Whenever I saw Dr Valentina my blood began to simmer. This glamorous blonde with her reassuring patter and the eyes of a cashier was forever appearing on television talk shows, putting forward the paradoxical notion that mental illness did not exist but nonetheless was the creation of the patient’s family, friends and even, unbelievably, his doctors. Irritatingly, Dr Valentina had managed to score up a number of authenticated successes, no doubt facilitated by her recent well-publicised audience with the Pope. However, I was confident that she would receive her comeuppance. Already there had been calls within the medical profession for a discreet inquiry into her reported use of LSD and other hallucinogenic drugs.

Nonetheless, it appalled me that someone as deeply ill and as vulnerable as Christina Brossard should fall into the hands of this opportunist quack.

You can well understand, therefore, that I felt a certain satisfaction, not to say self-approval, when I received an urgent telephone call from the Mother Superior some three weeks later.

I had heard no more in the meantime of the Hospice or of Christina. Dr Valentina Gabor, however, had appeared with remorseless frequency on Radio Monte Carlo and the local television channels, spreading her unique brand of psychoanalytic mysticism, and extolling all the virtues of being ‘reborn’.
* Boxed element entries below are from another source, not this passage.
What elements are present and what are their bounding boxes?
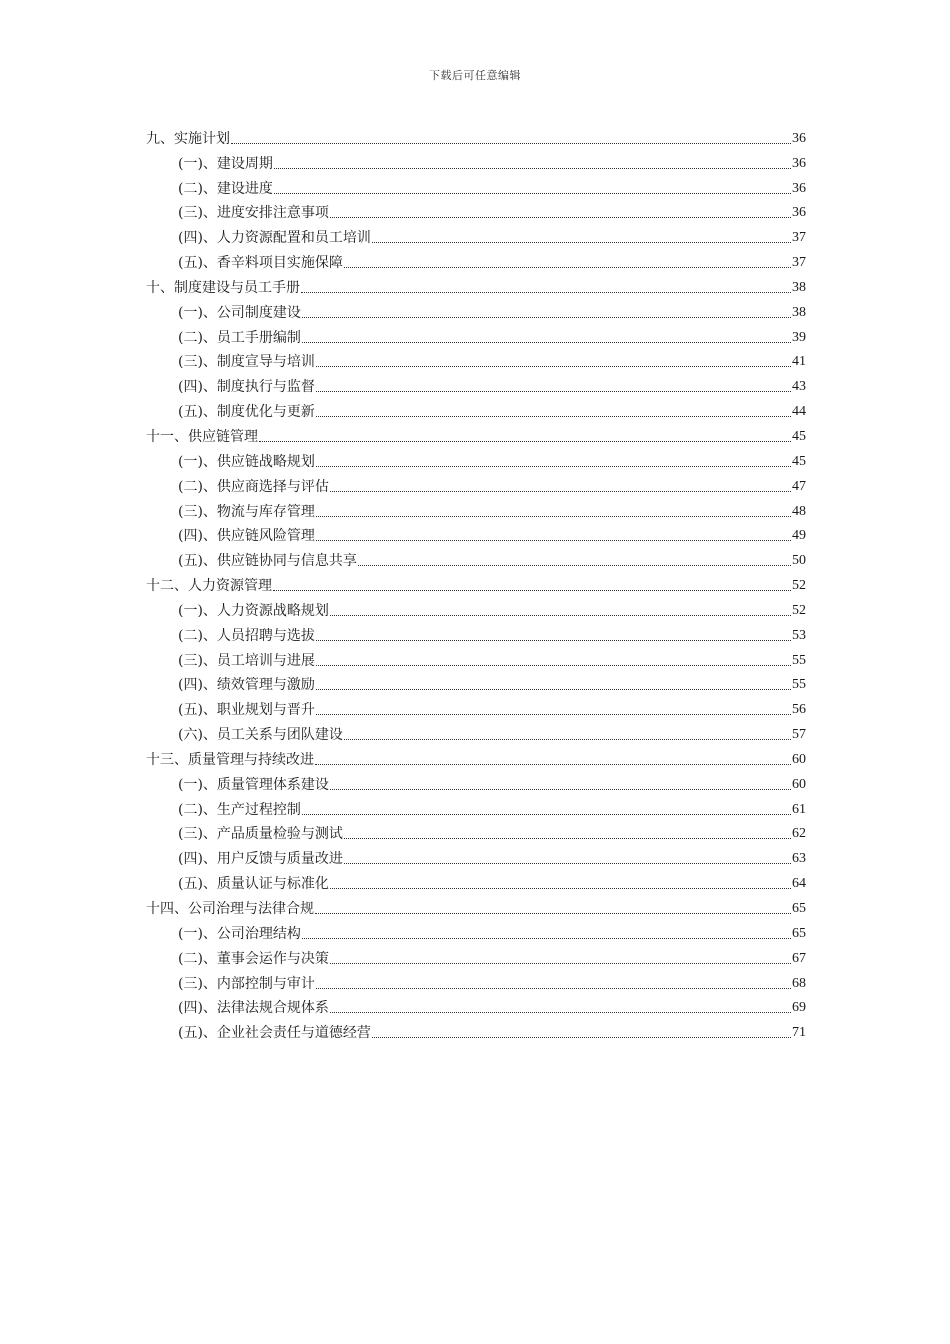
toc-entry-title: 十、制度建设与员工手册 xyxy=(146,279,300,296)
toc-entry-title: (三)、内部控制与审计 xyxy=(178,975,315,992)
toc-page-number: 43 xyxy=(792,379,806,395)
toc-entry-title: (五)、制度优化与更新 xyxy=(178,404,315,421)
toc-section-entry[interactable] xyxy=(146,325,806,350)
toc-entry-title: (六)、员工关系与团队建设 xyxy=(178,727,343,744)
toc-page-number: 36 xyxy=(792,205,806,221)
toc-section-entry[interactable] xyxy=(146,971,806,996)
toc-entry-title: (二)、供应商选择与评估 xyxy=(178,478,329,495)
toc-entry-title: (一)、公司制度建设 xyxy=(178,304,301,321)
toc-dot-leader xyxy=(330,888,791,889)
toc-section-entry[interactable] xyxy=(146,623,806,648)
toc-page-number: 47 xyxy=(792,478,806,494)
toc-dot-leader xyxy=(316,366,791,367)
toc-page-number: 38 xyxy=(792,304,806,320)
toc-dot-leader xyxy=(330,789,791,790)
toc-section-entry[interactable] xyxy=(146,722,806,747)
toc-entry-title: (四)、法律法规合规体系 xyxy=(178,1000,329,1017)
toc-entry-title: (一)、公司治理结构 xyxy=(178,925,301,942)
toc-page-number: 71 xyxy=(792,1025,806,1041)
toc-entry-title: 十二、人力资源管理 xyxy=(146,578,272,595)
toc-page-number: 45 xyxy=(792,428,806,444)
toc-page-number: 50 xyxy=(792,553,806,569)
toc-entry-title: (三)、物流与库存管理 xyxy=(178,503,315,520)
toc-page-number: 37 xyxy=(792,230,806,246)
toc-entry-title: (二)、人员招聘与选拔 xyxy=(178,627,315,644)
toc-page-number: 65 xyxy=(792,901,806,916)
toc-page-number: 52 xyxy=(792,602,806,618)
toc-entry-title: (二)、员工手册编制 xyxy=(178,329,301,346)
toc-page-number: 48 xyxy=(792,503,806,519)
toc-dot-leader xyxy=(274,193,791,194)
toc-section-entry[interactable] xyxy=(146,871,806,896)
toc-entry-title: (五)、质量认证与标准化 xyxy=(178,876,329,893)
toc-dot-leader xyxy=(344,863,791,864)
toc-dot-leader xyxy=(358,565,791,566)
toc-dot-leader xyxy=(316,540,791,541)
toc-page-number: 69 xyxy=(792,1000,806,1016)
toc-section-entry[interactable] xyxy=(146,946,806,971)
toc-chapter-entry[interactable] xyxy=(146,747,806,772)
toc-page-number: 49 xyxy=(792,528,806,544)
toc-entry-title: (三)、员工培训与进展 xyxy=(178,652,315,669)
toc-entry-title: (一)、供应链战略规划 xyxy=(178,453,315,470)
toc-dot-leader xyxy=(316,689,791,690)
toc-entry-title: (一)、人力资源战略规划 xyxy=(178,602,329,619)
toc-entry-title: (一)、质量管理体系建设 xyxy=(178,776,329,793)
toc-section-entry[interactable] xyxy=(146,499,806,524)
toc-page-number: 57 xyxy=(792,727,806,743)
toc-dot-leader xyxy=(344,267,791,268)
toc-dot-leader xyxy=(316,714,791,715)
toc-page-number: 61 xyxy=(792,801,806,817)
toc-dot-leader xyxy=(231,143,791,144)
toc-section-entry[interactable] xyxy=(146,548,806,573)
toc-dot-leader xyxy=(302,814,791,815)
toc-dot-leader xyxy=(316,640,791,641)
toc-section-entry[interactable] xyxy=(146,250,806,275)
toc-page-number: 38 xyxy=(792,279,806,295)
toc-page-number: 63 xyxy=(792,851,806,867)
toc-dot-leader xyxy=(301,292,791,293)
toc-entry-title: (四)、绩效管理与激励 xyxy=(178,677,315,694)
toc-chapter-entry[interactable] xyxy=(146,275,806,300)
toc-entry-title: 九、实施计划 xyxy=(146,130,230,147)
toc-section-entry[interactable] xyxy=(146,921,806,946)
toc-dot-leader xyxy=(316,516,791,517)
toc-page-number: 44 xyxy=(792,404,806,420)
toc-entry-title: (四)、制度执行与监督 xyxy=(178,379,315,396)
toc-dot-leader xyxy=(316,416,791,417)
toc-dot-leader xyxy=(302,317,791,318)
toc-entry-title: (四)、人力资源配置和员工培训 xyxy=(178,230,371,247)
toc-entry-title: (二)、董事会运作与决策 xyxy=(178,950,329,967)
toc-entry-title: 十三、质量管理与持续改进 xyxy=(146,751,314,768)
header-note: 下载后可任意编辑 xyxy=(429,69,521,82)
toc-dot-leader xyxy=(330,615,791,616)
toc-entry-title: (三)、进度安排注意事项 xyxy=(178,205,329,222)
toc-chapter-entry[interactable] xyxy=(146,424,806,449)
toc-entry-title: (五)、职业规划与晋升 xyxy=(178,702,315,719)
toc-page-number: 39 xyxy=(792,329,806,345)
toc-dot-leader xyxy=(302,938,791,939)
toc-dot-leader xyxy=(315,764,791,765)
toc-entry-title: 十四、公司治理与法律合规 xyxy=(146,901,314,917)
toc-section-entry[interactable] xyxy=(146,822,806,847)
toc-chapter-entry[interactable] xyxy=(146,896,806,921)
toc-chapter-entry[interactable] xyxy=(146,573,806,598)
toc-entry-title: (五)、供应链协同与信息共享 xyxy=(178,553,357,570)
toc-page-number: 64 xyxy=(792,876,806,892)
toc-page-number: 60 xyxy=(792,776,806,792)
toc-entry-title: (三)、制度宣导与培训 xyxy=(178,354,315,371)
toc-section-entry[interactable] xyxy=(146,374,806,399)
toc-dot-leader xyxy=(273,590,791,591)
toc-entry-title: (五)、香辛料项目实施保障 xyxy=(178,255,343,272)
toc-page-number: 60 xyxy=(792,751,806,767)
toc-entry-title: (二)、生产过程控制 xyxy=(178,801,301,818)
toc-entry-title: (五)、企业社会责任与道德经营 xyxy=(178,1025,371,1042)
toc-page-number: 36 xyxy=(792,130,806,146)
toc-entry-title: (二)、建设进度 xyxy=(178,180,273,197)
toc-page-number: 56 xyxy=(792,702,806,718)
toc-section-entry[interactable] xyxy=(146,673,806,698)
toc-dot-leader xyxy=(316,466,791,467)
toc-page-number: 67 xyxy=(792,950,806,966)
toc-section-entry[interactable] xyxy=(146,648,806,673)
table-of-contents xyxy=(146,126,806,1045)
toc-section-entry[interactable] xyxy=(146,598,806,623)
toc-page-number: 53 xyxy=(792,627,806,643)
toc-page-number: 55 xyxy=(792,652,806,668)
toc-section-entry[interactable] xyxy=(146,524,806,549)
toc-section-entry[interactable] xyxy=(146,201,806,226)
toc-page-number: 65 xyxy=(792,925,806,941)
toc-entry-title: (三)、产品质量检验与测试 xyxy=(178,826,343,843)
toc-dot-leader xyxy=(372,242,791,243)
toc-section-entry[interactable] xyxy=(146,176,806,201)
toc-section-entry[interactable] xyxy=(146,151,806,176)
toc-dot-leader xyxy=(316,665,791,666)
toc-dot-leader xyxy=(330,217,791,218)
toc-dot-leader xyxy=(330,1012,791,1013)
toc-page-number: 41 xyxy=(792,354,806,370)
toc-dot-leader xyxy=(344,739,791,740)
toc-section-entry[interactable] xyxy=(146,697,806,722)
toc-page-number: 55 xyxy=(792,677,806,693)
toc-page-number: 36 xyxy=(792,155,806,171)
toc-dot-leader xyxy=(259,441,791,442)
toc-entry-title: (四)、供应链风险管理 xyxy=(178,528,315,545)
toc-dot-leader xyxy=(274,168,791,169)
toc-dot-leader xyxy=(372,1037,791,1038)
toc-section-entry[interactable] xyxy=(146,1020,806,1045)
toc-entry-title: (一)、建设周期 xyxy=(178,155,273,172)
toc-entry-title: 十一、供应链管理 xyxy=(146,428,258,445)
toc-dot-leader xyxy=(330,963,791,964)
toc-dot-leader xyxy=(330,491,791,492)
toc-section-entry[interactable] xyxy=(146,797,806,822)
toc-chapter-entry[interactable] xyxy=(146,126,806,151)
toc-page-number: 52 xyxy=(792,578,806,594)
toc-section-entry[interactable] xyxy=(146,300,806,325)
toc-section-entry[interactable] xyxy=(146,772,806,797)
toc-dot-leader xyxy=(316,391,791,392)
toc-section-entry[interactable] xyxy=(146,399,806,424)
toc-entry-title: (四)、用户反馈与质量改进 xyxy=(178,851,343,868)
toc-page-number: 62 xyxy=(792,826,806,842)
toc-section-entry[interactable] xyxy=(146,846,806,871)
toc-dot-leader xyxy=(316,988,791,989)
toc-page-number: 45 xyxy=(792,453,806,469)
toc-dot-leader xyxy=(344,838,791,839)
toc-section-entry[interactable] xyxy=(146,474,806,499)
toc-page-number: 37 xyxy=(792,255,806,271)
toc-section-entry[interactable] xyxy=(146,225,806,250)
toc-section-entry[interactable] xyxy=(146,449,806,474)
toc-page-number: 36 xyxy=(792,180,806,196)
toc-dot-leader xyxy=(315,913,791,914)
toc-page-number: 68 xyxy=(792,975,806,991)
toc-section-entry[interactable] xyxy=(146,996,806,1021)
toc-dot-leader xyxy=(302,342,791,343)
toc-section-entry[interactable] xyxy=(146,350,806,375)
In fact, it was while watching on the late evening news an interview with Dr Gabor recorded that afternoon at Nice Airport before she flew back to Paris that I was telephoned by the Mother Superior.

‘Dr Charcot! Thank heavens you’re in! There’s been a disaster here Christina Brossard has vanished! We’re afraid she may have taken an overdose. I’ve tried to reach Dr Gabor but she has returned to Paris. Could you possibly come to the Hospice?’
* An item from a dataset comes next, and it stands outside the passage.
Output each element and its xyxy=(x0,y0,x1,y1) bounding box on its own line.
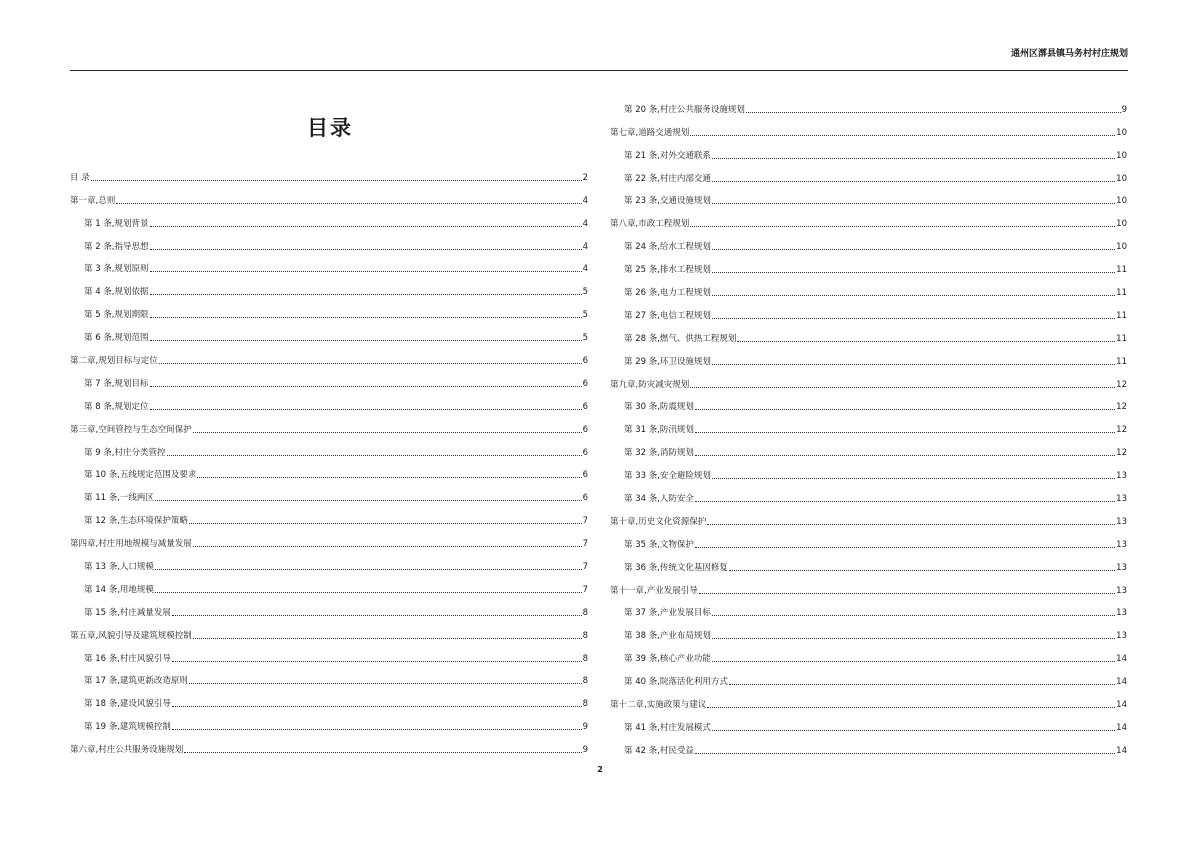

I calmed her as best I could and set off. It was after midnight when I reached the sanatorium. Spotlights filled the drive with a harsh glare, the patients were unsettled, peering through their windows, nuns with torches were fruitlessly searching the grounds. A nervous Sister Louise escorted me to the Mother Superior, who seized my hands with relief. Her strong face was veined with strain.

‘Dr Charcot! I’m grateful to you — I only regret that it’s so late..

‘No matter. Tell me what happened. Christina was under Dr Gabor’s care?’

‘Yes. How I regret my decision. I hoped that Christina might have found herself through a spiritual journey, but I had no idea that drugs were involved. If I had known…’

She handed me an empty vial. Across the label was Dr Gabor’s florid signature.

‘We found this in Christina’s room an hour ago. She seems to have injected herself with the entire dosage and then driven off wildly into the night. We can only assume that she stole it from Dr Gabor’s valise.’

I studied the label. ‘Psilocybin — a powerful hallucinogenic drug. Its use is still legal by qualified physicians, though disapproved of by almost the entire profession. This is more than a dangerous toy.’

‘Dr Charcot, I know.’ The Mother Superior gestured with her worn hands. ‘Believe me, I fear for Christina’s soul. She appears to have been completely deranged — when she drove off in our oldest laundry van she described it to one of the patients as "her golden carriage".’